Since the establishment of the modern Greek state, Psiri has been a haven to the nonconformists and the working-class. In the 18th century, Mangas – petty criminals who smoked hash and wreaked general havoc ruled the neighborhood. The most famous Mangas group, Koutsavakides, were recognizable by their long mustaches, pointy-toed boots, tights pants, and a broad sash which hid their weapons. Using Psiri as their base, they terrorized Athens for 50 years before an initiative by the Prime Minister in 1893 drove them out.

Psiri was also home to the famous poet, Lord Byron, during his stay in Athens and is where he wrote the poem, "Maid of Athens".

During the 20th century Psiri was a working-class area full of leather workshops and small factories. A change of law several years ago brought gentrification to the neighborhood transforming it into a burgeoning hub of creativity. Young creatives have been flocking to the neighborhood ever since opening arts and crafts workshops, startup companies, boutiques, cafes and restaurants, galleries, and theaters. The result is a refreshing mix of old and new; where long-standing tradition meets modern interpretation.

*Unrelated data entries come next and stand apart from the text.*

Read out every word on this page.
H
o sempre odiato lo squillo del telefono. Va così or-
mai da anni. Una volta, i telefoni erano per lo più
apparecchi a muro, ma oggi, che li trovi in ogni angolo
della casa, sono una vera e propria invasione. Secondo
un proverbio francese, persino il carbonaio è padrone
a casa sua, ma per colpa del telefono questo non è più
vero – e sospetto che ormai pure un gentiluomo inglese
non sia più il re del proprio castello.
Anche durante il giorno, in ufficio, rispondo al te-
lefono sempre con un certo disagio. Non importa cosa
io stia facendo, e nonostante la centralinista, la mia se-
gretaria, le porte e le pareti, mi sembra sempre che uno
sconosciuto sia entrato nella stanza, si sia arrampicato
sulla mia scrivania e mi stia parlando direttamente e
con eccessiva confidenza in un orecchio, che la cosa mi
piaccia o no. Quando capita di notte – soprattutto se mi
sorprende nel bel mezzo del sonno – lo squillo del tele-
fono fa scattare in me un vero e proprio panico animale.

Psiri is the ideal destination for those seeking an understanding to the complicated soul of Athens; a city with a glorious history caught in a struggle to establish its modern identity. A stay in Psiri offers you walkable access to all the city’s ancient treasures and a window into the everyday life of a local Athenian. Old, young, traditional or modern – Psiri has something authentic to offer everyone.